When his 15-year old son, Samori, was devastated by the news that Ferguson, Missouri police had been exonerated in the death of Michael Brown, Ta-Nehisi Coates, senior editor at The Atlantic and an eloquent, powerful voice on the subject of race relations, felt compelled to address his son’s despair. The resulting book was originally scheduled for publication in September, but was rushed into print by publisher Spiegel & Grau in response to a surge in interest that followed the shootings in Charleston, South Carolina.
An angry, proud, despairing, vigilant, fearful and fiercely loving father, Coates watches his son confront what he calls the barriers, distances and breaches that stand Between the World and Me (the phrase comes from a poem by Richard Wright). Offering wisdom as well as comfort, he guides Samori through these challenges as they concern the African diaspora, the range and significance of which Coates first glimpsed as a student at Howard University. Growing up in Baltimore, he had to learn the culture and ways of the gang-oriented street in order to survive. He was an indifferent student saved from a predictable fate by the discipline and expectations of his own father. He tells his son how he arrived in Washington, D.C., dazzled by the global span of black scholars, poets, music-makers and activists he finds there. He discovers a new kind of power in learning from them his true heritage and legacy, far removed from the white version of the American Dream.

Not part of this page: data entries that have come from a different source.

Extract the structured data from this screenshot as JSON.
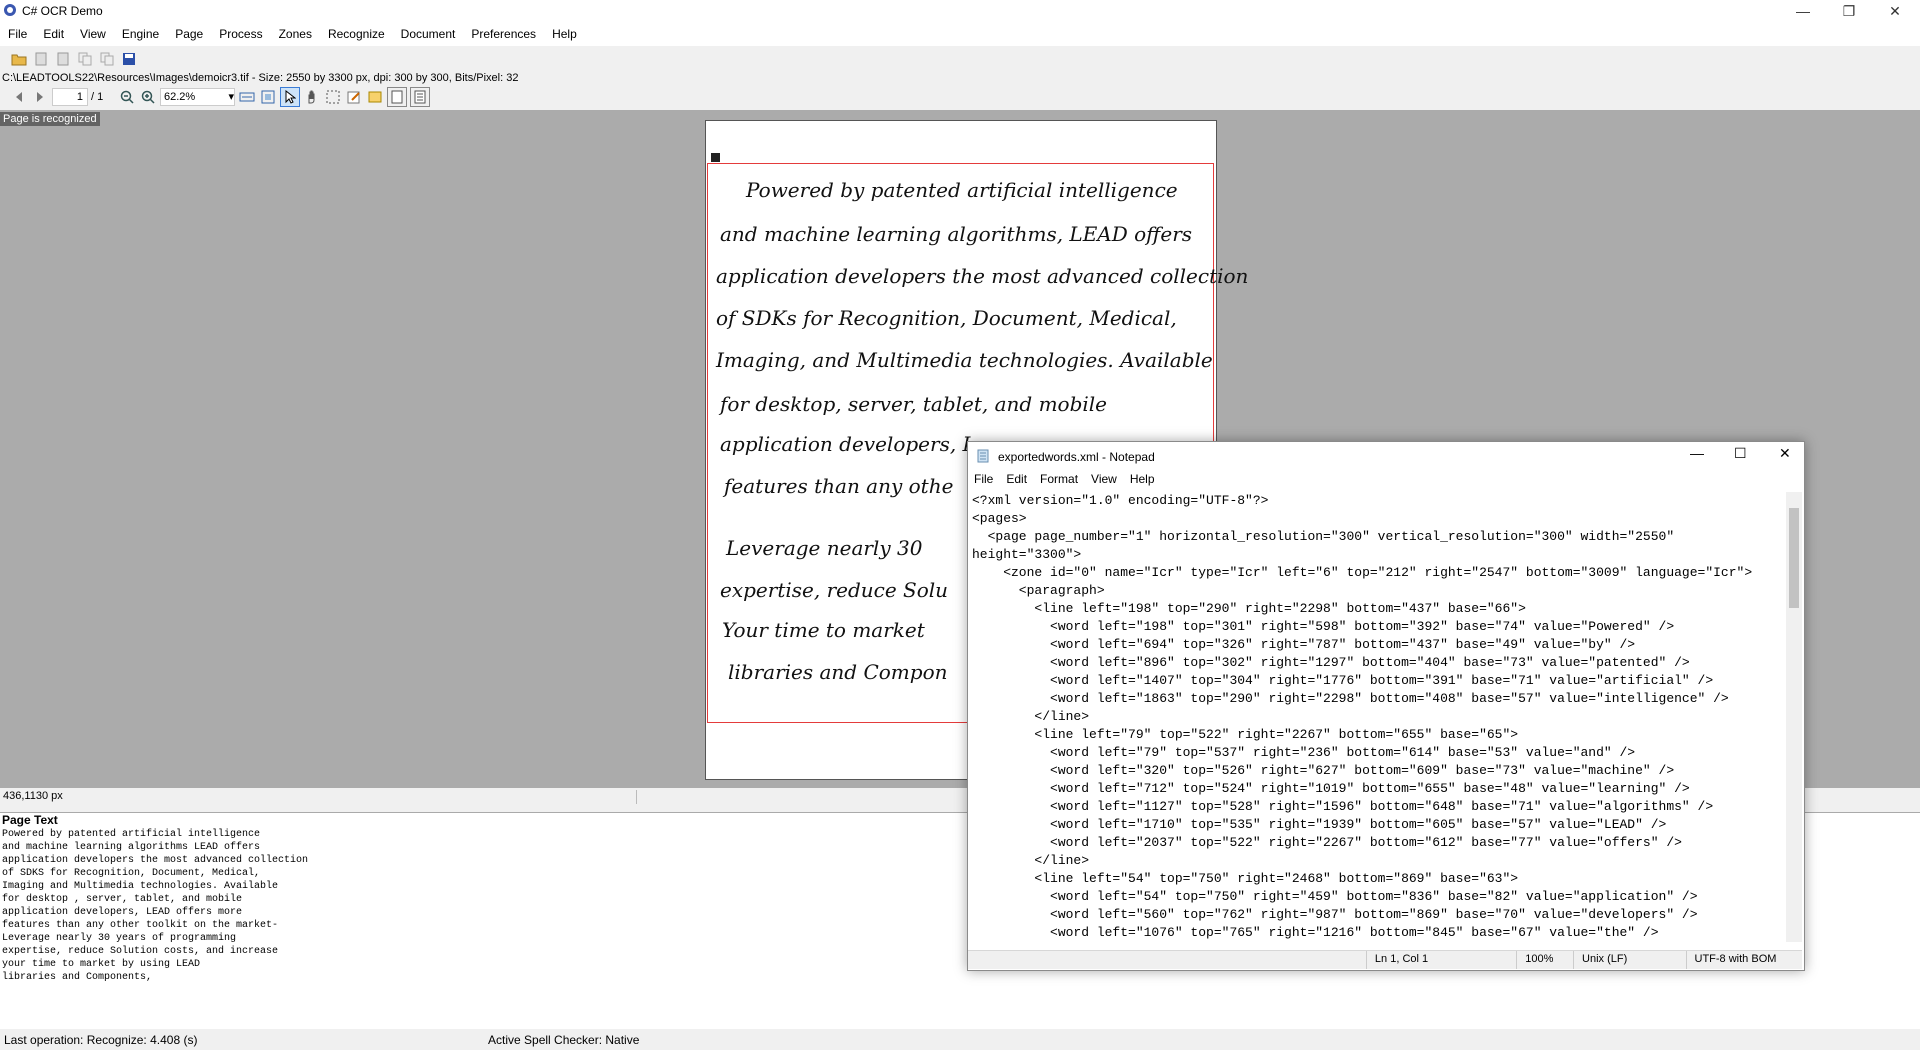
{
  "window": {
    "title": "C# OCR Demo",
    "controls": [
      "minimize-icon",
      "restore-icon",
      "close-icon"
    ]
  },
  "menu": [
    "File",
    "Edit",
    "View",
    "Engine",
    "Page",
    "Process",
    "Zones",
    "Recognize",
    "Document",
    "Preferences",
    "Help"
  ],
  "image_info": "C:\\LEADTOOLS22\\Resources\\Images\\demoicr3.tif - Size: 2550 by 3300 px, dpi: 300 by 300, Bits/Pixel: 32",
  "nav": {
    "page": "1",
    "page_total": "/ 1",
    "zoom": "62.2%"
  },
  "status_badge": "Page is recognized",
  "handwriting": [
    "Powered by patented artificial intelligence",
    "and machine learning algorithms, LEAD offers",
    "application developers the most advanced collection",
    "of SDKs for Recognition, Document, Medical,",
    "Imaging, and Multimedia technologies. Available",
    "for desktop, server, tablet, and mobile",
    "application developers, L",
    "features than any othe",
    "Leverage nearly 30",
    "expertise, reduce Solu",
    "Your time to market",
    "libraries and Compon"
  ],
  "coord_readout": "436,1130 px",
  "page_text": {
    "title": "Page Text",
    "lines": [
      "Powered by patented artificial intelligence",
      "and machine learning algorithms LEAD offers",
      "application developers the most advanced collection",
      "of SDKS for Recognition, Document, Medical,",
      "Imaging and Multimedia technologies. Available",
      "for desktop , server, tablet, and mobile",
      "application developers, LEAD offers more",
      "features than any other toolkit on the market-",
      "Leverage nearly 30 years of programming",
      "expertise, reduce Solution costs, and increase",
      "your time to market by using LEAD",
      "libraries and Components,"
    ]
  },
  "status": {
    "last_operation": "Last operation:  Recognize: 4.408 (s)",
    "spell_checker": "Active Spell Checker:  Native"
  },
  "notepad": {
    "title": "exportedwords.xml - Notepad",
    "menu": [
      "File",
      "Edit",
      "Format",
      "View",
      "Help"
    ],
    "lines": [
      "<?xml version=\"1.0\" encoding=\"UTF-8\"?>",
      "<pages>",
      "  <page page_number=\"1\" horizontal_resolution=\"300\" vertical_resolution=\"300\" width=\"2550\"",
      "height=\"3300\">",
      "    <zone id=\"0\" name=\"Icr\" type=\"Icr\" left=\"6\" top=\"212\" right=\"2547\" bottom=\"3009\" language=\"Icr\">",
      "      <paragraph>",
      "        <line left=\"198\" top=\"290\" right=\"2298\" bottom=\"437\" base=\"66\">",
      "          <word left=\"198\" top=\"301\" right=\"598\" bottom=\"392\" base=\"74\" value=\"Powered\" />",
      "          <word left=\"694\" top=\"326\" right=\"787\" bottom=\"437\" base=\"49\" value=\"by\" />",
      "          <word left=\"896\" top=\"302\" right=\"1297\" bottom=\"404\" base=\"73\" value=\"patented\" />",
      "          <word left=\"1407\" top=\"304\" right=\"1776\" bottom=\"391\" base=\"71\" value=\"artificial\" />",
      "          <word left=\"1863\" top=\"290\" right=\"2298\" bottom=\"408\" base=\"57\" value=\"intelligence\" />",
      "        </line>",
      "        <line left=\"79\" top=\"522\" right=\"2267\" bottom=\"655\" base=\"65\">",
      "          <word left=\"79\" top=\"537\" right=\"236\" bottom=\"614\" base=\"53\" value=\"and\" />",
      "          <word left=\"320\" top=\"526\" right=\"627\" bottom=\"609\" base=\"73\" value=\"machine\" />",
      "          <word left=\"712\" top=\"524\" right=\"1019\" bottom=\"655\" base=\"48\" value=\"learning\" />",
      "          <word left=\"1127\" top=\"528\" right=\"1596\" bottom=\"648\" base=\"71\" value=\"algorithms\" />",
      "          <word left=\"1710\" top=\"535\" right=\"1939\" bottom=\"605\" base=\"57\" value=\"LEAD\" />",
      "          <word left=\"2037\" top=\"522\" right=\"2267\" bottom=\"612\" base=\"77\" value=\"offers\" />",
      "        </line>",
      "        <line left=\"54\" top=\"750\" right=\"2468\" bottom=\"869\" base=\"63\">",
      "          <word left=\"54\" top=\"750\" right=\"459\" bottom=\"836\" base=\"82\" value=\"application\" />",
      "          <word left=\"560\" top=\"762\" right=\"987\" bottom=\"869\" base=\"70\" value=\"developers\" />",
      "          <word left=\"1076\" top=\"765\" right=\"1216\" bottom=\"845\" base=\"67\" value=\"the\" />"
    ],
    "status": {
      "position": "Ln 1, Col 1",
      "zoom": "100%",
      "eol": "Unix (LF)",
      "encoding": "UTF-8 with BOM"
    }
  }
}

Initially dismissive of the nonviolent protestors of the civil rights movement, Coates is inspired by the more pragmatic Malcolm X. With an honesty that is intimate and endearing, he recounts for Samori the moment when he fully realizes his country’s unacknowledged, deeply troubling history: In 2001, Prince Jones, an innocent African-American friend, is killed by a Maryland policeman. The officer is exonerated.
Coates understands that he cannot protect his son. Children born into African-American families, he says, come already endangered: Parents beat their children first so that police will not beat or kill them later. It is not enough to want or expect police to change. He believes reform cannot happen unless we as a nation change, recognizing that they are us.
In a June 2014 article for The Atlantic (“The Case for Reparations”), Coates catalogued a history of institutionalized wrongs inflicted upon African Americans, ranging from government policies to fraudulent business practices. Now Coates likens such racism to a disembodiment, and he calls on Samori—named for an African king who died resisting foreign rule—to reclaim his identity, his body.
Ultimately, Coates’ powerful message, driven by a parent’s love, remains painfully hopeful. The struggle for change has meaning, and questions matter, perhaps even more than the answers.